Unlike Martin Scorsese, he says, Mann didn’t grow up obsessed with the movies. He liked them, he says, just as he liked bowling. He once told an interviewer that filmmaking was “a sissy’s profession where I come from.” He studied English at the University of Wisconsin-Madison, where, he says, he got a “fantastic liberal arts education” and started experimenting with filmmaking. (Seeing “Dr. Strangelove” at age 21, he says, changed his life.) A couple of years later he moved to London, working briefly in advertising, outside the same circles populated by future film directors Alan Parker, Ridley Scott and Adrian Lyne.


Then Mann came home, made documentaries and broke into a long, storied career in television, which began with a writing gig on “Starsky & Hutch.”


From the beginning Mann’s work has concentrated on loners with a code — honorably dishonorable men and, occasionally, women, whose professions demand huge, often murderous sacrifices. Humanizing Dillinger without glamorizing him, “that’s the challenge,” the director says. “Realism in and of itself isn’t the answer. To me, what’s important is to internalize things, getting the audience in the zone with the characters. That’s the objective. That’s the challenge. But it’s not realism.”


For years Mann has been out ahead of the high-definition digital video curve.


His decision to shoot a Depression-era gangster picture — albeit a gangster film that’s really a love story between Johnny Depp’s Dillinger and Evelyn “Billie” Frechette, played by Marion Cotillard — in high-def digital was simple, he says.


Test footage “made me feel like I was there, on a rainy night in Chicago, 1933.”


It’s about “the closeness of the experience,” the hard-edged immediacy of digital versus “the liquid surface” of film. The outstanding sequence in “Public Enemies” plays into Mann’s mastery of complicated lines of action and a tremendous amount of gunfire. Dillinger’s hiding out in a lodge in northern Wisconsin, the Little Bohemia. Federal agent Melvin Purvis (Christian Bale) and his men know it, and have come for their quarry.
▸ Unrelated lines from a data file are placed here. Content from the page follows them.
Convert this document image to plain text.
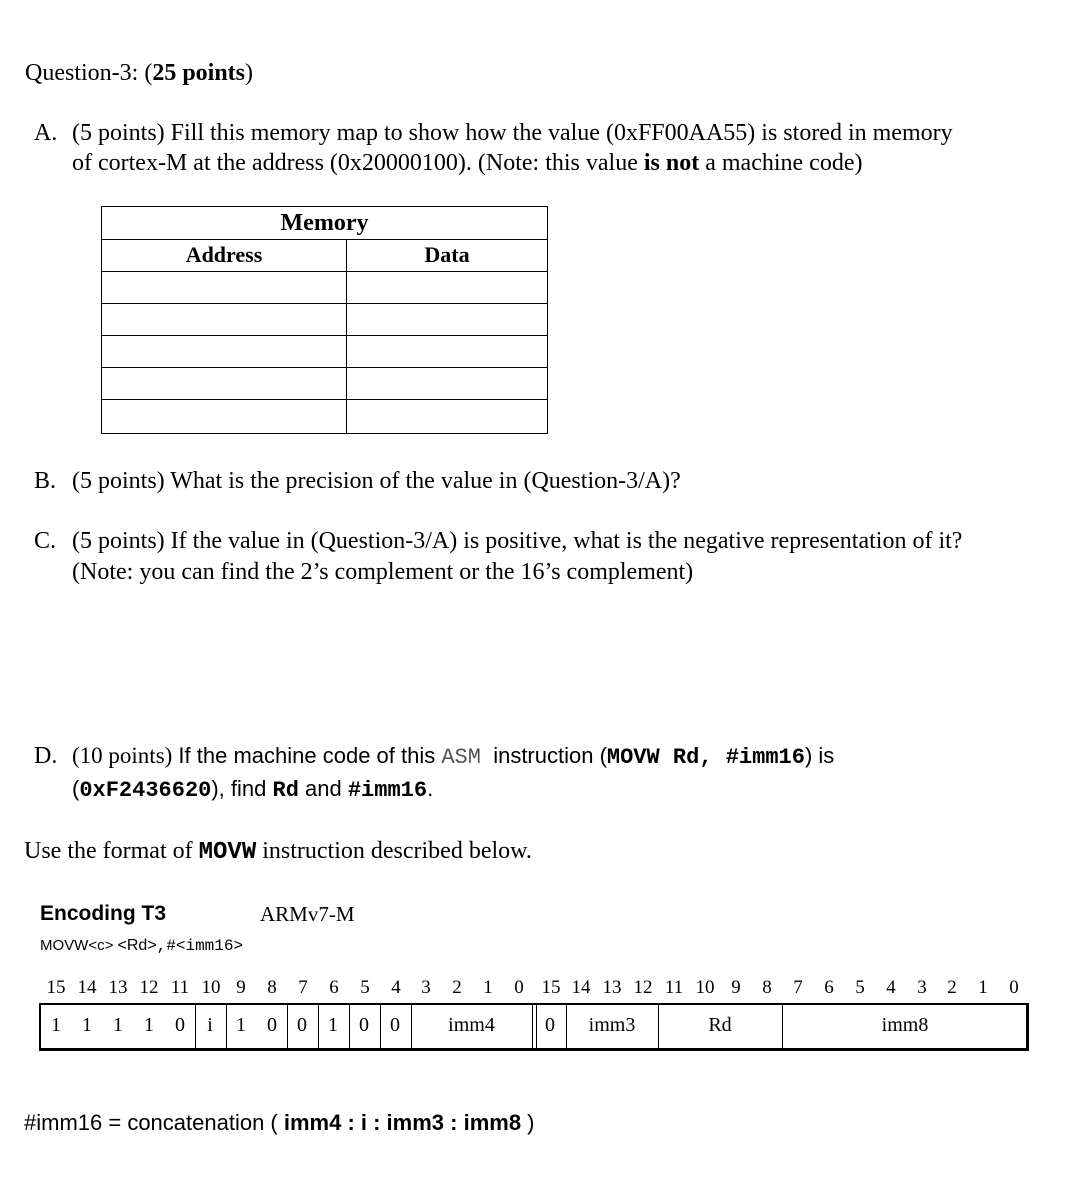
Question-3: (25 points)
A. (5 points) Fill this memory map to show how the value (0xFF00AA55) is stored in memory
of cortex-M at the address (0x20000100). (Note: this value is not a machine code)
Memory
Address	Data
B. (5 points) What is the precision of the value in (Question-3/A)?
C. (5 points) If the value in (Question-3/A) is positive, what is the negative representation of it?
(Note: you can find the 2’s complement or the 16’s complement)
D. (10 points) If the machine code of this ASM  instruction (MOVW Rd, #imm16) is
(0xF2436620), find Rd and #imm16.
Use the format of MOVW instruction described below.
Encoding T3	ARMv7-M
MOVW<c> <Rd>,#<imm16>
15 14 13 12 11 10 9	8	7	6	5	4	3	2	1	0 15 14 13 12 11 10 9	8	7	6	5	4	3	2	1	0
1 1 1 1 0	i	1 0 0 1 0 0	imm4	0	imm3	Rd	imm8
#imm16 = concatenation ( imm4 : i : imm3 : imm8 )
A melee ensues. “The most exciting thing,” Mann says, “is if I can convey what it felt like to be there. I try, anyway, for some authenticity. That’s where the drama is. It lies in intense experience.”


Mann is a paradox. He works with A-list actors on A-list budgets, yet his films have a ruminative quality that can keep mass audiences at bay. Only one of his features to date, “Collateral,” cracked the $200 million mark worldwide. Clearly expectations are running high for “Public Enemies” to top that.


To Mann, Dillinger was the last of the Mohicans, an old-school bank robber with his own sense of scruples who stayed nimble, for a time, even as he was getting heat from the feds as well as the crime syndicates threatened by a lone wolf. “Extraordinary life, so short, burned so bright,” Mann says. “Sophisticated thinker, but shortsighted.”


Most people, he says, know how Dillinger died, outside the Biograph Theatre on Lincoln Avenue, on a sticky July night in 1934, after seeing Clark Gable in “Manhattan Melodrama,” co-starring William Powell and Myrna Loy. “There’s no drama in that,” he says. But there’s a key to Dillinger, Mann says, in one of Gable’s lines from that picture, spoken as his character — a gangster with scruples — heads off to the electric chair. Mann loves quoting it.


“‘Die the way you live — all of a sudden. That’s the way to go.’” Mann relishes the phrasing. “That ‘30s fatalism is fantastic.


It’s there in Hemingway, in the movies, every place you look. You have to wonder what Dillinger was thinking, watching this scene. Was it the first time in his life he ever thought about his future?”